A new immigration bill may mean recent graduates will face stiffer competition for jobs.

If you’re a recent college graduate, a doctoral candidate, or a highly-skilled professional who has been in the job market the past few years, you know it’s rough out there. But if the immigration overhaul proposed in the Senate this morning becomes law, it’s likely to get a lot rougher.

The key provision on this starts around page 299 of the 844-page bill and continues for another 300 pages or so. (Easy to find, I know.) Here’s the takeaway: Under the bill, the number of visas that can be distributed to high-skilled foreigners will increase dramatically. If it passes, there will be four to five times as many high-skilled visas as are available now, says Demetrios G. Papademetriou, president of the nonpartisan think tank, the Migration Policy Institute.
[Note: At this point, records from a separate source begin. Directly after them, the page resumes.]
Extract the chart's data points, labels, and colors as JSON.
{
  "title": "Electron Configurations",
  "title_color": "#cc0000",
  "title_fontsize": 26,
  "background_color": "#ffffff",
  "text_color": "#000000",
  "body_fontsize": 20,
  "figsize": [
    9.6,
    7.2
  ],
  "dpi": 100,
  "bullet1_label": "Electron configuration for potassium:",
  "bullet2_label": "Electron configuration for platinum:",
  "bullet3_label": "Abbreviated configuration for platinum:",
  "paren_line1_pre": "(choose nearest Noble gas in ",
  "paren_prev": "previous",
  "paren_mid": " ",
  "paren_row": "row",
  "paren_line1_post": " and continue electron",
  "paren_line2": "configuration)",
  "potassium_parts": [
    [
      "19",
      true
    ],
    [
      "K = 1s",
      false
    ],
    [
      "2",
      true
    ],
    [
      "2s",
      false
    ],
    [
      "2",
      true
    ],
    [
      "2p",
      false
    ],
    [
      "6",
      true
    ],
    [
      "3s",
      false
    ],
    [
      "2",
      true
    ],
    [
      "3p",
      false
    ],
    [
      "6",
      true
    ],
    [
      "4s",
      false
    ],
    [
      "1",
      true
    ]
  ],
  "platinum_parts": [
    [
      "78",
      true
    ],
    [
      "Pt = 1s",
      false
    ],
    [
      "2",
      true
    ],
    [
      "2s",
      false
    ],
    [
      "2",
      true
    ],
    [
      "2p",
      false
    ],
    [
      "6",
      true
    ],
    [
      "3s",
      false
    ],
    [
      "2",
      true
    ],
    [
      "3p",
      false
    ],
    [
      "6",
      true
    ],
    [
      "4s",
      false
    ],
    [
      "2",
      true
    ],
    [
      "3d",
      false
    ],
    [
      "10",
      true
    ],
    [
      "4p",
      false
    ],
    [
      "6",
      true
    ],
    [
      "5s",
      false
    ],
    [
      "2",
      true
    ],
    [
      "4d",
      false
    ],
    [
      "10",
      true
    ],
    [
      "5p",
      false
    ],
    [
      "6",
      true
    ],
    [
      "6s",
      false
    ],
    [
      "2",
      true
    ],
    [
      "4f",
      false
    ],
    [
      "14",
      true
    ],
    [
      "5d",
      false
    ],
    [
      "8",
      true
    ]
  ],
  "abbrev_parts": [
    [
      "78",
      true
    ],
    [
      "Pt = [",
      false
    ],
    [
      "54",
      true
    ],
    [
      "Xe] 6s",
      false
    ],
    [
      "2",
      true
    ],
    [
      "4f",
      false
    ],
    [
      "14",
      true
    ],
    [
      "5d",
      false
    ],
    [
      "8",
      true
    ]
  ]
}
The current system for distributing these visas is the highly inefficient H1-B lottery, the annual first-come, first-served lottery of 65,000 slots for high-skilled visas that Silicon Valley companies scramble for each April. (Another 20,000 are set aside for graduate students.) The visas are temporary but coveted because they allow visa holders to apply for a green card.

Companies have long argued that the H1-B caps don’t allow them to recruit as many qualified workers as they need, which was evident in the 2013 lottery, when the caps were reached in just five days. Sixty percent of those who applied, or 39,000 people, didn’t get a slot, says Neil Ruiz, an immigration expert at the Brookings Institution in Washington. The bill’s sponsors also argue that the reforms will entice talented college graduates to remain and work in America, to the nation’s benefit.

That cap is now being lifted to 110,000, which means it will almost match the current demand. But the number of high-skilled foreigners the U.S. lets in will actually be much greater than 110,000 and will not be limited to scientists and engineers. The Senate’s bill also lifts the caps entirely on another category of high-skilled immigrants, known as “aliens of extraordinary ability.” (Yes, that’s really the term.) If an immigrant has an MD, a PhD in math, science, or engineering, or can prove to the government that she has extraordinary abilities—a successful dancer or editor of a niche magazine, for example—then one can bypass the entire H1-B system. An employer can sponsor the immigrant immediately for a green card.

Under the bill, even undergrads can get green cards directly out of college without having to apply for the H1-B. Ruiz estimates that about 343,000 foreign students currently studying in the U.S. will be eligible to apply for this fast track to citizenship. That’s a huge number, and it includes people who currently don’t even try to apply for an H1-B. Right now, many foreign students in the U.S. decide to go back to their own countries after graduating because the visa restrictions make it hard to land a job. If a British political science major graduating from a U.S. liberal arts college, for example, wants to work at a nonprofit organization in New York City, she’s unlikely to apply for an H1-B because she has almost no chance of getting one. Other types of visas are even harder to obtain.

If the bill passes, there will be plenty more slots to go around. The bar to prove that one qualifies for those slots will also become more stringent. Even so, the number of available visas is expected to skyrocket. That will send ripples through the entire job market.

Which is great, if you’re a U.S. business seeking to recruit the best talent. It’s also great if you’re a university, because now you’ll have an easier time getting top graduates to stay on as researchers. But if you’re headed into the job market in the next couple years, the changes are rather frightening. No matter how you slice it, you’re likely to face more competition.